Sunday, April 26, 2020

Afraid of Being Typhoid Terri

     You might think I would be used to this, that sensation of minding your own business, floating through your daily life just intent on surviving, and then life throws dozens of curve balls at you at once. But, nope, you never really get used to that. Some of those past curve balls have somewhat prepared me for this time of shelter in place and quarantine, though.
     For quite a few years I helped take care of my grandma, after my grandpa died. She was really quite healthy and independent and could do most things for herself as long as it didn't require being able to see. She had macular degeneration. I used to drive her to the grocery store, take her to church, and help with some of the chores around her house.
     After a few years, she needed a little more assistance, so I moved in with her. She was a great roommate. I have lots of rather comical stories about our time together, before it became clear she needed more care and had to eventually move to an assisted living facility. Sometime I will share some of those humorous tales with you.
     One of my constant fears back when I was helping her was that I might bring some horrible flu home to her or some other illness. I was always afraid of becoming Typhoid Terri, the girl that killed grandma. That was when I started getting flu shots and taking vitamins, doing the little things I might have scoffed at if it was just a matter of self care. When it came to looking out for the best interests of someone I loved and someone that might be more vulnerable than me, it was an easy choice to do little things like stay up to date on my immunizations and buy the vegetables and things with better nutritional value, not just the corn chips or potato chips I might prefer.

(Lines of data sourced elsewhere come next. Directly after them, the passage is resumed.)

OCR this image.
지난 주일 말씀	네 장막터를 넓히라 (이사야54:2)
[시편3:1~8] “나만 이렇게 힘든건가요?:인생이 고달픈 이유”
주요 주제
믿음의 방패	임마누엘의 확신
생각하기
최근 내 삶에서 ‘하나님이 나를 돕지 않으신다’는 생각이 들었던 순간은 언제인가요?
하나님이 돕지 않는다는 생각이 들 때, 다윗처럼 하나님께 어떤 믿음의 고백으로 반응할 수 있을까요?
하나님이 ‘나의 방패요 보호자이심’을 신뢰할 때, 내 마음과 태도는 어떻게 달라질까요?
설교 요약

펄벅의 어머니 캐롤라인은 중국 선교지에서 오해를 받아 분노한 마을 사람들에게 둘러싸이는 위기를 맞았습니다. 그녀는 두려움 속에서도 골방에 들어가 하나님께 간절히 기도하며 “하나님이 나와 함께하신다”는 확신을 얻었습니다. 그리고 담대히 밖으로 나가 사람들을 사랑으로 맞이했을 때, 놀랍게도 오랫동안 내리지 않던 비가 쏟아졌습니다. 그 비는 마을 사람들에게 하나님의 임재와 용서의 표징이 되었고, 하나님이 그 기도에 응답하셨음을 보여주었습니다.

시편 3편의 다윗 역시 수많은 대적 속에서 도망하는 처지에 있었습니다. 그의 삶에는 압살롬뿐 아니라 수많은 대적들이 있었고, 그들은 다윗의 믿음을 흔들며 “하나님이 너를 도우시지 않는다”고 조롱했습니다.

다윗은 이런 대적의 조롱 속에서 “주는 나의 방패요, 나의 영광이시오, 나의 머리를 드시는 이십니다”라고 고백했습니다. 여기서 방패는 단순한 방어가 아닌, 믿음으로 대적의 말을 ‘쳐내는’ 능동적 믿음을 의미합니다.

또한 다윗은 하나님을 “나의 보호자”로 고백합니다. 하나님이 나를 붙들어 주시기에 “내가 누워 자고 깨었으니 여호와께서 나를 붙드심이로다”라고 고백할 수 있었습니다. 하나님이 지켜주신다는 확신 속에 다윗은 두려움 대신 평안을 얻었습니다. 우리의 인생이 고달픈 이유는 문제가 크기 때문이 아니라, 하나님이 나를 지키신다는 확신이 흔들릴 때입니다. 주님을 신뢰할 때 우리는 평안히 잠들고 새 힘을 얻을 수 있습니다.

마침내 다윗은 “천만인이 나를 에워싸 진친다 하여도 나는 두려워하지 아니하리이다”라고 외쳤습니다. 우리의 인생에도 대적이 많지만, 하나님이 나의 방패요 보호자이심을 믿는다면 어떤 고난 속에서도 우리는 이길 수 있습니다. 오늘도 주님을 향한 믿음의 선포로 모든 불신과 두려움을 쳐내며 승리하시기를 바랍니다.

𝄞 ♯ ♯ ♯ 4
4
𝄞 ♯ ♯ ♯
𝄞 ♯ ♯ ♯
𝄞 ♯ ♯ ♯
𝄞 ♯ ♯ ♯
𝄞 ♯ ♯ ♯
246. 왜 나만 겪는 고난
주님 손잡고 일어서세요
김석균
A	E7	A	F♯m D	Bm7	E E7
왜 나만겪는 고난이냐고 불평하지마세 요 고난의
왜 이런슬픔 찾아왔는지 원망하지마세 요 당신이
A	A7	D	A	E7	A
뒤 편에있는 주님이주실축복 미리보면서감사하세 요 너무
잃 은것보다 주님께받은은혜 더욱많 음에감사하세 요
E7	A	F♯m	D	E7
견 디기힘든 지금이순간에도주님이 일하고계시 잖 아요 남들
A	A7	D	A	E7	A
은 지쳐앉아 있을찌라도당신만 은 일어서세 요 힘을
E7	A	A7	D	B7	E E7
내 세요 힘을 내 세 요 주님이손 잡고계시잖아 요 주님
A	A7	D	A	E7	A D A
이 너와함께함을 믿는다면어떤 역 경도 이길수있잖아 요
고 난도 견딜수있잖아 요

     Now, as a society, we are living with even greater uncertainty with this virus that can be so easily spread. What is the best way to react to it? What precautions should people take? How much is too much? How much is too little?
     This time around, it is not grandma that I am looking out for, this time it is my own father. He was very ill last year because an injury to his foot ended up massively infected. It was a long, arduous process to help him re-gain his health. The doctor initially wanted to amputate a portion of my father's foot. Understandably, my father was very much against that. He is so much better today than he was last year just about this time. BUT-he is still more vulnerable than other people. He is over 80 years old, he has high blood pressure, and we will always have to take great care of his feet and legs due to peripheral artery disease and his illness last year.
     Then there is my mother. She has had a myriad of illnesses since I was a very young child. She now finds herself in the difficult spot of maybe having a bone marrow or blood disease. It has been hard to diagnose. She was hospitalized twice so far this year, needing fluids and blood transfusions both times. The second time she was in the hospital was in March, when things were beginning to be locked down. She has had to miss her regular doctor appointments and her bone biopsy was put on hold due to the fact that she is considered immuno-compromised.
     I work in an essential industry so I am able to go to work still. I also am the volunteer tribute for my household and my mother's in regards to going out to do grocery shopping, get prescriptions, and mail out the bills that still come in even when the whole world seems to be on a lock-down. I wash my hands as if I have OCD. I keep hand sanitizer and general sanitizer at my desk at work, in my car, and in most rooms at our house. 
     And yet, there is still that creeping fear that I will end up being Typhoid Terri, the one who killed her parents. So, that is why I wear the mask, even before it was required. I already learned long ago that sometimes you do things that you might not think you need to do, so that you can protect those that need a little more extra care than you think you need. Do I feel silly wearing a mask? Sometimes. Do I feel restricted by the shelter in place? Sometimes. Could I live with myself if I didn't think I was taking every precaution I can possibly take to protect some of the most valuable and vulnerable people in my life? No, never. This is why I wear the mask.